THE ALAMO (John Wayne, 1960)
June 30, 2010Winning a war (at the Battle of San Jacinto) six weeks after horrifically losing a legendary battle might have provided a coda of sorts to The Alamo; but James Edward Grant, who wrote the film, and John Wayne, who produced and directed it as well as starred as Davy Crockett, keep the focus on the Battle of the Alamo, hence, on the idea of the sacrifices necessary for independence from Mexico and freedom for Texas—and, implicitly, as a rule elsewhere.
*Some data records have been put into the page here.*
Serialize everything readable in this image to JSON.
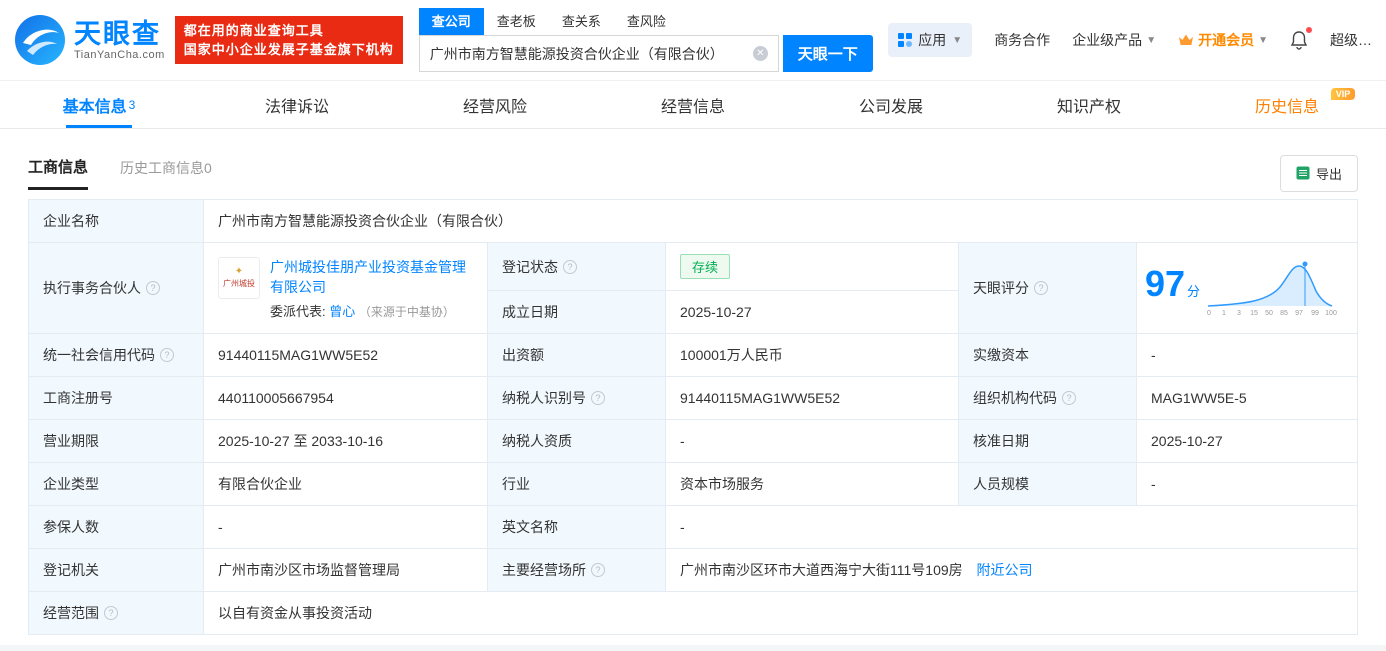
{
  "header": {
    "logo_title": "天眼查",
    "logo_subtitle": "TianYanCha.com",
    "slogan_line1": "都在用的商业查询工具",
    "slogan_line2": "国家中小企业发展子基金旗下机构",
    "search_tabs": [
      "查公司",
      "查老板",
      "查关系",
      "查风险"
    ],
    "search_value": "广州市南方智慧能源投资合伙企业（有限合伙）",
    "search_button": "天眼一下",
    "app_label": "应用",
    "biz_coop": "商务合作",
    "enterprise_product": "企业级产品",
    "open_vip": "开通会员",
    "super_vip": "超级…"
  },
  "tabs": {
    "basic": "基本信息",
    "basic_count": "3",
    "legal": "法律诉讼",
    "risk": "经营风险",
    "operation": "经营信息",
    "development": "公司发展",
    "ip": "知识产权",
    "history": "历史信息",
    "history_badge": "VIP"
  },
  "subtabs": {
    "business": "工商信息",
    "history_business": "历史工商信息0",
    "export": "导出"
  },
  "score": {
    "label": "天眼评分",
    "value": "97",
    "unit": "分",
    "axis_ticks": [
      "0",
      "1",
      "3",
      "15",
      "50",
      "85",
      "97",
      "99",
      "100"
    ]
  },
  "info": {
    "company_name_label": "企业名称",
    "company_name": "广州市南方智慧能源投资合伙企业（有限合伙）",
    "partner_label": "执行事务合伙人",
    "partner_logo_text": "广州城投",
    "partner_name": "广州城投佳朋产业投资基金管理有限公司",
    "rep_label": "委派代表:",
    "rep_name": "曾心",
    "rep_source": "（来源于中基协）",
    "reg_status_label": "登记状态",
    "reg_status": "存续",
    "establish_label": "成立日期",
    "establish_date": "2025-10-27",
    "credit_code_label": "统一社会信用代码",
    "credit_code": "91440115MAG1WW5E52",
    "capital_label": "出资额",
    "capital": "100001万人民币",
    "paid_label": "实缴资本",
    "paid": "-",
    "reg_no_label": "工商注册号",
    "reg_no": "440110005667954",
    "tax_id_label": "纳税人识别号",
    "tax_id": "91440115MAG1WW5E52",
    "org_code_label": "组织机构代码",
    "org_code": "MAG1WW5E-5",
    "term_label": "营业期限",
    "term": "2025-10-27 至 2033-10-16",
    "tax_qual_label": "纳税人资质",
    "tax_qual": "-",
    "approve_label": "核准日期",
    "approve_date": "2025-10-27",
    "type_label": "企业类型",
    "type": "有限合伙企业",
    "industry_label": "行业",
    "industry": "资本市场服务",
    "staff_label": "人员规模",
    "staff": "-",
    "insured_label": "参保人数",
    "insured": "-",
    "en_name_label": "英文名称",
    "en_name": "-",
    "authority_label": "登记机关",
    "authority": "广州市南沙区市场监督管理局",
    "address_label": "主要经营场所",
    "address": "广州市南沙区环市大道西海宁大街111号109房",
    "nearby": "附近公司",
    "scope_label": "经营范围",
    "scope": "以自有资金从事投资活动"
  }
}
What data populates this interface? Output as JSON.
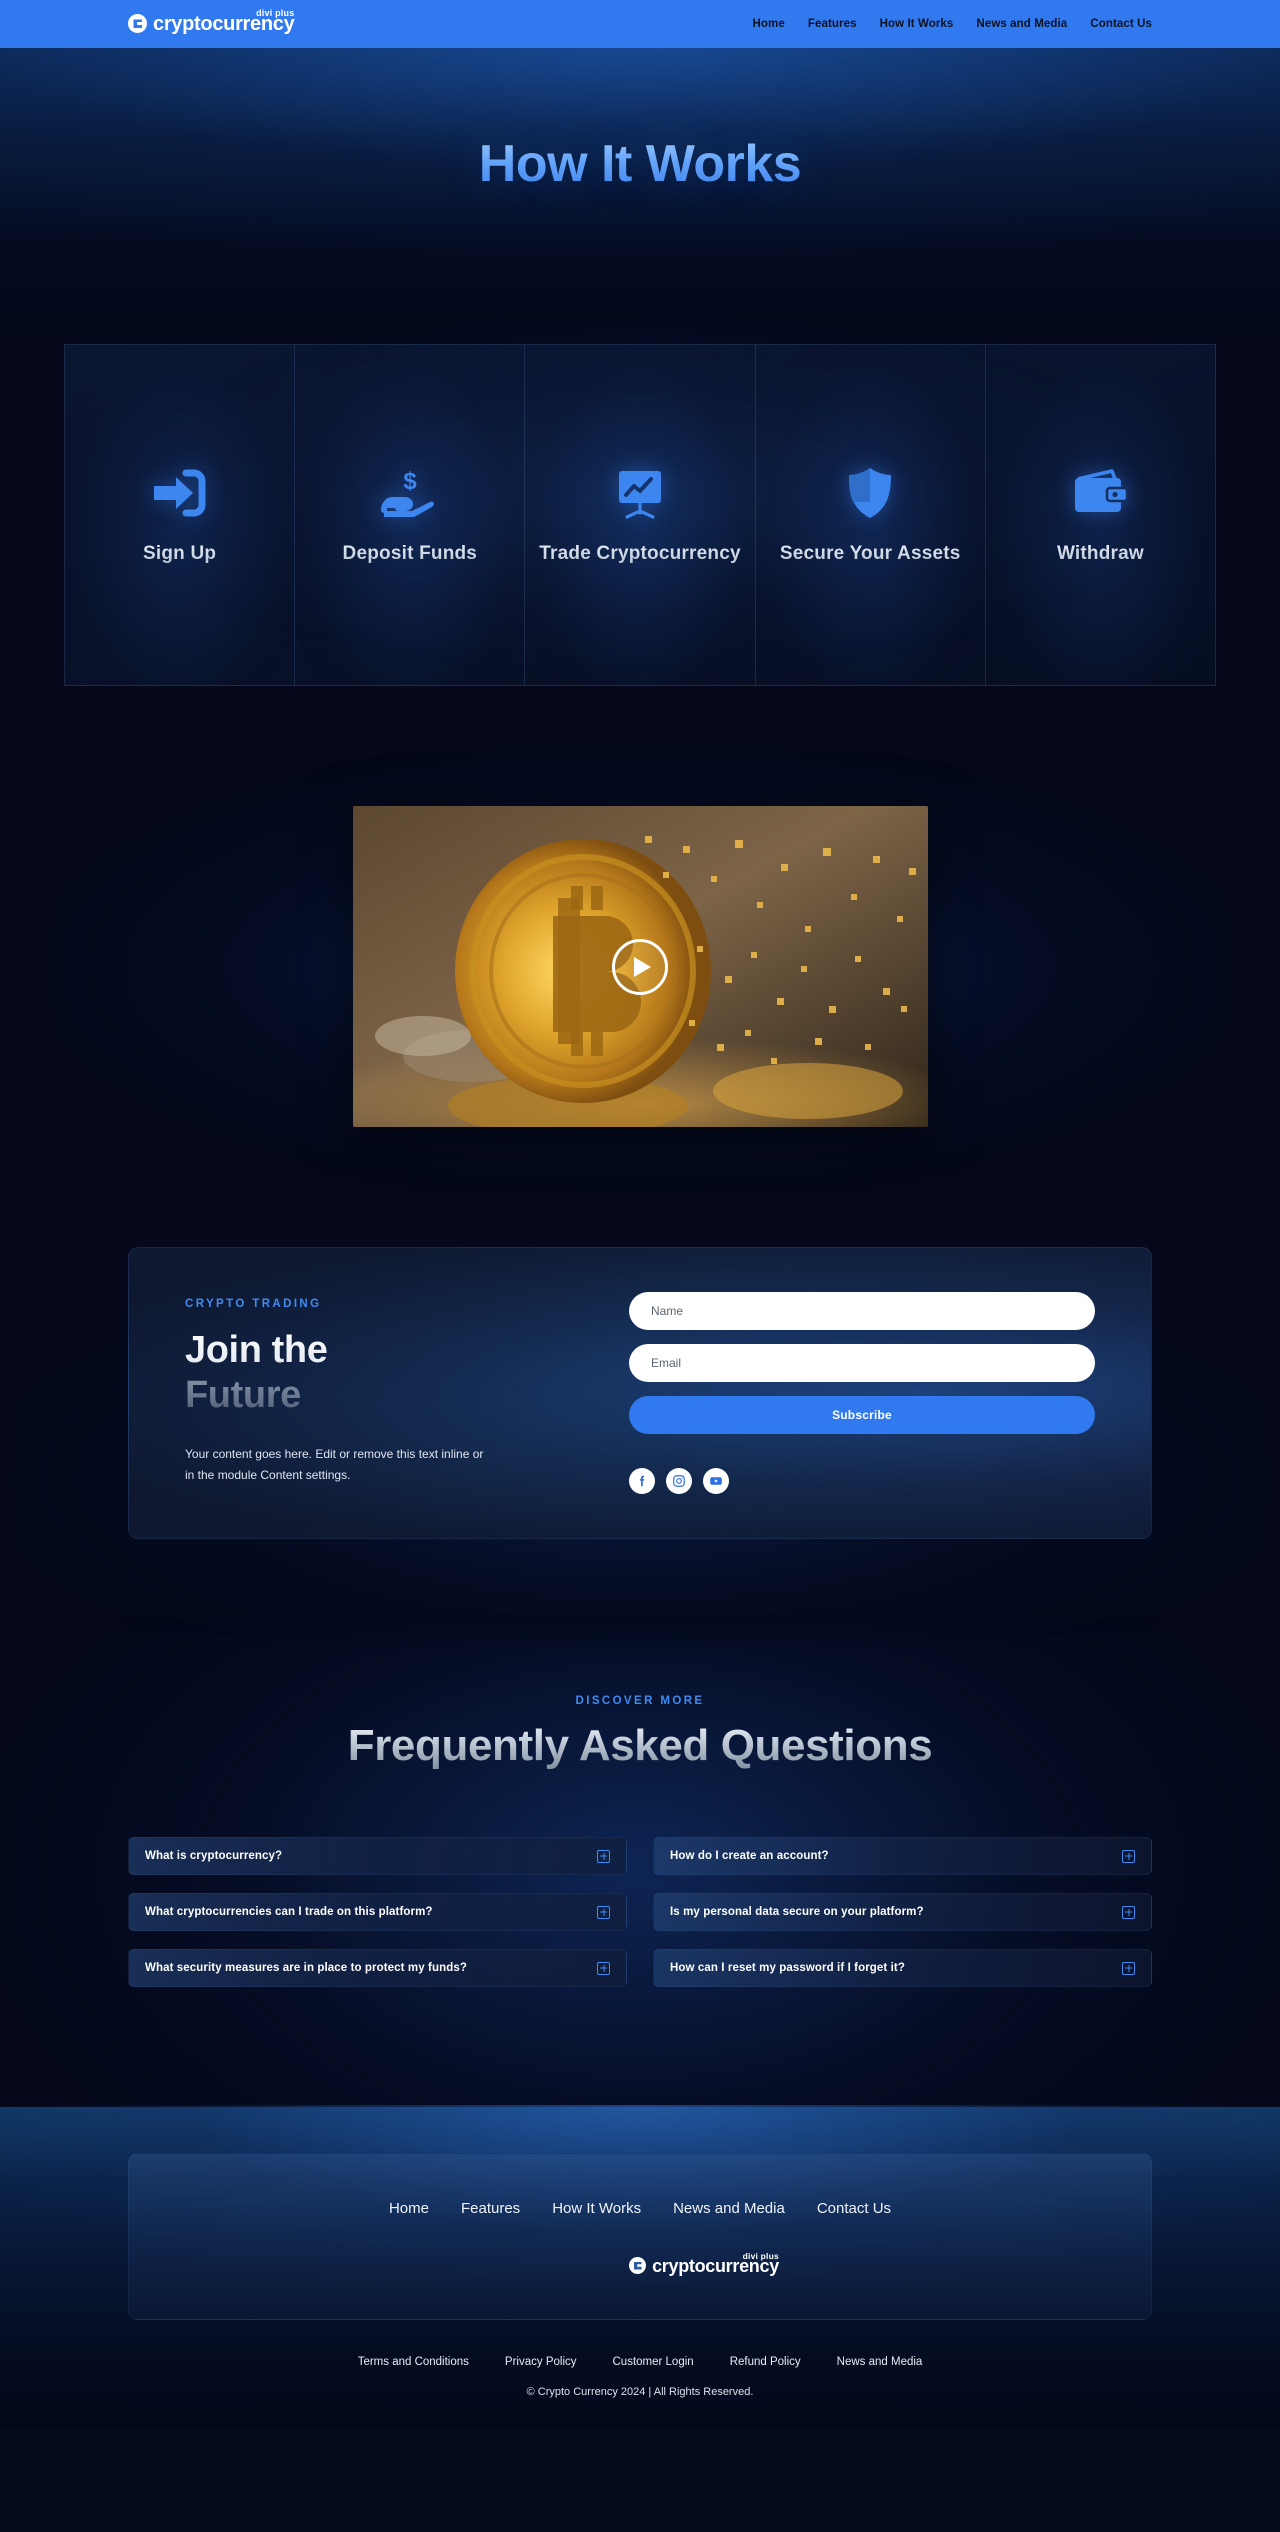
{
  "header": {
    "brand": {
      "name": "cryptocurrency",
      "sup": "divi plus",
      "logo_icon": "crypto-coin-icon"
    },
    "nav": [
      {
        "label": "Home"
      },
      {
        "label": "Features"
      },
      {
        "label": "How It Works"
      },
      {
        "label": "News and Media"
      },
      {
        "label": "Contact Us"
      }
    ]
  },
  "hero": {
    "title": "How It Works"
  },
  "steps": [
    {
      "label": "Sign Up",
      "icon": "sign-in-arrow-icon"
    },
    {
      "label": "Deposit Funds",
      "icon": "hand-holding-dollar-icon"
    },
    {
      "label": "Trade Cryptocurrency",
      "icon": "chart-presentation-icon"
    },
    {
      "label": "Secure Your Assets",
      "icon": "shield-icon"
    },
    {
      "label": "Withdraw",
      "icon": "wallet-icon"
    }
  ],
  "video": {
    "play_label": "Play",
    "icon": "play-icon",
    "alt": "Bitcoin coin disintegrating into gold particles"
  },
  "subscribe": {
    "eyebrow": "CRYPTO TRADING",
    "heading_line1": "Join the",
    "heading_line2": "Future",
    "copy": "Your content goes here. Edit or remove this text inline or in the module Content settings.",
    "name_placeholder": "Name",
    "email_placeholder": "Email",
    "button_label": "Subscribe",
    "socials": [
      {
        "name": "facebook-icon",
        "label": "Facebook"
      },
      {
        "name": "instagram-icon",
        "label": "Instagram"
      },
      {
        "name": "youtube-icon",
        "label": "YouTube"
      }
    ]
  },
  "faq": {
    "eyebrow": "DISCOVER MORE",
    "title": "Frequently Asked Questions",
    "items": [
      {
        "question": "What is cryptocurrency?"
      },
      {
        "question": "How do I create an account?"
      },
      {
        "question": "What cryptocurrencies can I trade on this platform?"
      },
      {
        "question": "Is my personal data secure on your platform?"
      },
      {
        "question": "What security measures are in place to protect my funds?"
      },
      {
        "question": "How can I reset my password if I forget it?"
      }
    ]
  },
  "footer": {
    "nav": [
      {
        "label": "Home"
      },
      {
        "label": "Features"
      },
      {
        "label": "How It Works"
      },
      {
        "label": "News and Media"
      },
      {
        "label": "Contact Us"
      }
    ],
    "brand": {
      "name": "cryptocurrency",
      "sup": "divi plus"
    },
    "links": [
      {
        "label": "Terms and Conditions"
      },
      {
        "label": "Privacy Policy"
      },
      {
        "label": "Customer Login"
      },
      {
        "label": "Refund Policy"
      },
      {
        "label": "News and Media"
      }
    ],
    "copyright": "© Crypto Currency 2024 | All Rights Reserved."
  },
  "colors": {
    "accent": "#3179ee",
    "accent_light": "#3f8bf2",
    "page_bg": "#04081a",
    "header_bg": "#3179ee"
  }
}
Imbued with tragic grandeur, Wayne’s first film as director—there would be only one other—achieves a heart-walloping result, especially if one allows Grant and Wayne a consideration we gladly extend to William Shakespeare: our disregard of historical inaccuracies when a dramatic yarn of legendary proportions is afoot.
One may quibble; after all, the film is also almost entirely superficial, with characterizations so close to caricature that when Richard Widmark’s Jim Bowie breaks down upon learning of his wife’s death the viewer is stunned, taken aback—“Wait a minute!” we think; “Only an actual person could lose a spouse!” Wayne sees only the exterior of his characters, so we are entitled to feel that he isn’t entitled to slip in a “human” moment here and there. Note along the way that the strategic debates between Bowie and martinet William Travis lack all credibility. Richard Boone, though, does best with Gen. Sam Houston.
But why carp when the film itself is so thrillingly spectacular, drawing upon numerous paintings of the battle, and allowing, much more surprisingly, trenchantly, Goya to exert an influence in dramatic scenes of the night? (William Clothier color cinematographed.) And what about the heartrending nostalgia that is distilled in the aching sound of the film’s famous song, “The Green Leaves of Summer”?